Description
Three buildings within 200 meters of each other that tell the story of Granada from 1492 to 1521: the Nasrid caravanserai the Catholic Monarchs inherited and preserved, the Islamic university they turned into City Hall, and the chapel Isabel founded weeks before dying and Fernando never saw finished.
On January 2, 1492, Fernando and Isabel entered Granada. They had waged ten years of war to get here. What they did in the following days defines them better than anything: they kept standing the Nasrid monuments they could have demolished, converted the Islamic university into City Hall rather than razing it, and commissioned a general hospital for their own army's wounded.

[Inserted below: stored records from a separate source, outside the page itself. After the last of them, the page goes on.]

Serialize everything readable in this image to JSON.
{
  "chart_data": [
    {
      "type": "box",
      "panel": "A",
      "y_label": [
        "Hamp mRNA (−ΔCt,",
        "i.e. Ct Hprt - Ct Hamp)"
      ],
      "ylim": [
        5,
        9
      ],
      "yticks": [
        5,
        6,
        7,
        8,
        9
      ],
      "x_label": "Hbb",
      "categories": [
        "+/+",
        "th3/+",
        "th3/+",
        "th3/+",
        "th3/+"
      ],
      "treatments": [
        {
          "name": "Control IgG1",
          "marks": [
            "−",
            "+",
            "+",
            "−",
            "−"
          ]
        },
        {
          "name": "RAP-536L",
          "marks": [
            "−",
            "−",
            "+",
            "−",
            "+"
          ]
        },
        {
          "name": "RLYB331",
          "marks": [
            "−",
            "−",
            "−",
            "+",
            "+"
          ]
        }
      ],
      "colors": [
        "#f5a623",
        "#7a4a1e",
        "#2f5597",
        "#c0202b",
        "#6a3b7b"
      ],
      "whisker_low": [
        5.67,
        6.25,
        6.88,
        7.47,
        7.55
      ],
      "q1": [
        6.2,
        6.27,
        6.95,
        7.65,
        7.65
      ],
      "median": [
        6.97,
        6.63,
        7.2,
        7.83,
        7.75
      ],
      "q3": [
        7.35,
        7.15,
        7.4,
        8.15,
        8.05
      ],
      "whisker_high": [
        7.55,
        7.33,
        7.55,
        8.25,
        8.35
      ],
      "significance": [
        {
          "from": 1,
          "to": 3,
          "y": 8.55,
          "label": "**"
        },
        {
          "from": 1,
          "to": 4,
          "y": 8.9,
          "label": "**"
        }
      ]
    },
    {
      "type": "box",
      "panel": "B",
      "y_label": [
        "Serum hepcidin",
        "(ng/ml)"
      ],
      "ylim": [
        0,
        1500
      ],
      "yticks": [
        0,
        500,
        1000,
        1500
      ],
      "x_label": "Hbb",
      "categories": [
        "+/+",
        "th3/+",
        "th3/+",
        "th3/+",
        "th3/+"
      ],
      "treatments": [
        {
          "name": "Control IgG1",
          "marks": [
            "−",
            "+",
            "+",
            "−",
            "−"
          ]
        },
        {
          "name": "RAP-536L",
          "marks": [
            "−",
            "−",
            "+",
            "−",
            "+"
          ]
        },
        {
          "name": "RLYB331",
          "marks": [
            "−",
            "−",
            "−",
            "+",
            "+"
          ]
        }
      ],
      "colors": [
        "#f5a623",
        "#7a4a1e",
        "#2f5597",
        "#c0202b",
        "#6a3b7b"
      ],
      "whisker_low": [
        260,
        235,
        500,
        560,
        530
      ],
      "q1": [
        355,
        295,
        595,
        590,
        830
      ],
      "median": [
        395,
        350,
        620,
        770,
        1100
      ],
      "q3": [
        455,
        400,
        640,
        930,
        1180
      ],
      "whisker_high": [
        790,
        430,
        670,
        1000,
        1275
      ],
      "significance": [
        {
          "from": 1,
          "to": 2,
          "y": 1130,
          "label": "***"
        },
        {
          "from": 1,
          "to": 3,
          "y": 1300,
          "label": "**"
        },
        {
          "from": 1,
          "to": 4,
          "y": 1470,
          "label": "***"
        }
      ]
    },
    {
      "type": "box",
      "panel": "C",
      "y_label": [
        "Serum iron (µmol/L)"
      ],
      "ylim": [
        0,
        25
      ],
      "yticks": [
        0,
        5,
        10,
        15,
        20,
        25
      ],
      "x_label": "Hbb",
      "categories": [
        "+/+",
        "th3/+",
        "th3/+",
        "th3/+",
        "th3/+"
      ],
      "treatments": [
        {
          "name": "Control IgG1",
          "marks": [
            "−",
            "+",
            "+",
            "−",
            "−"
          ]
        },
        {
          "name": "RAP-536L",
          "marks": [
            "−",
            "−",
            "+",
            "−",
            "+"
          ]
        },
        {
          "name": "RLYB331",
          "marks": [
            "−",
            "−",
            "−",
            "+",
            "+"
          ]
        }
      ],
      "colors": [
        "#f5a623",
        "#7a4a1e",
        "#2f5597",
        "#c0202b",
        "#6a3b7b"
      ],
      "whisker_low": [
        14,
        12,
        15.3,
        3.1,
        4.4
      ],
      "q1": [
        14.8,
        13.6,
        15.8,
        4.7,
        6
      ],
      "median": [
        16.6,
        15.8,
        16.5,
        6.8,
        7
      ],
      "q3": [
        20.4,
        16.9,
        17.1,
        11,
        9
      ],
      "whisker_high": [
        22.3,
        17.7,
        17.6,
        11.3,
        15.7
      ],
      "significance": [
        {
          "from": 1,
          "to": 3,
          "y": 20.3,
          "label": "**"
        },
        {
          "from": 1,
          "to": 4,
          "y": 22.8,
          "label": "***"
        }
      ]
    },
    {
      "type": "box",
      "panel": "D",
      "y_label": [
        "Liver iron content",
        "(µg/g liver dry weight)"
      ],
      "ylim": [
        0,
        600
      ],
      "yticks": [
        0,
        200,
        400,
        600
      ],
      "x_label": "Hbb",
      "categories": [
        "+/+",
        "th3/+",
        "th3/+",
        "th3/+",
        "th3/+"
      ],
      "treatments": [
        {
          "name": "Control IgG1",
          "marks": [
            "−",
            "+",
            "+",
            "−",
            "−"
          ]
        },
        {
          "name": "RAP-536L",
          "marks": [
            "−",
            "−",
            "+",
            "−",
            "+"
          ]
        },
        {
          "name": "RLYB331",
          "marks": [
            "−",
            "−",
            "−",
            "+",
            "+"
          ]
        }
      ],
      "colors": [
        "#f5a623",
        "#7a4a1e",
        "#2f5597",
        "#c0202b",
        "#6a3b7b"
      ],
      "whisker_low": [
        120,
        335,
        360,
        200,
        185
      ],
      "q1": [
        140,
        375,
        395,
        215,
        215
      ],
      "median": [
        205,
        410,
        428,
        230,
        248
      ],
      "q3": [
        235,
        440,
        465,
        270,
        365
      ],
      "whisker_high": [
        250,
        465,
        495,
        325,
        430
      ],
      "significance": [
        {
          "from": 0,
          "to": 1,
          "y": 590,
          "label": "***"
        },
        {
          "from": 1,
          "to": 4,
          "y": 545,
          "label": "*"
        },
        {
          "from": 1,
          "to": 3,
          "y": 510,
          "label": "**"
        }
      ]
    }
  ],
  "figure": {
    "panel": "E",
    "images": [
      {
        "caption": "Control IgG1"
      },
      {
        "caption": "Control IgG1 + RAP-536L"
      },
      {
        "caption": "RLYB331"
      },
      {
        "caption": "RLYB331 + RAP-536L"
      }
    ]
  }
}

Two years later came the second act: on March 31, 1492, from the Alhambra itself, they signed the Alhambra Decree expelling all Jews from Spain. That same year, Columbus reached America. Granada was the stage where the architecture of the modern world was decided. The Royal Chapel was the last decision Isabel made while lucid: she signed it in September 1504, bedridden in Medina del Campo, knowing she would not live to see it built. Fernando died twelve years later without having seen it finished. The two monarchs who changed the world saw none of the buildings they commissioned in Granada completed in their lifetimes. The courtyard of the Corral del Carbón, the mihrab of the Madraza, and the crypt of the Royal Chapel are the three spaces where that history can be read directly in the stone.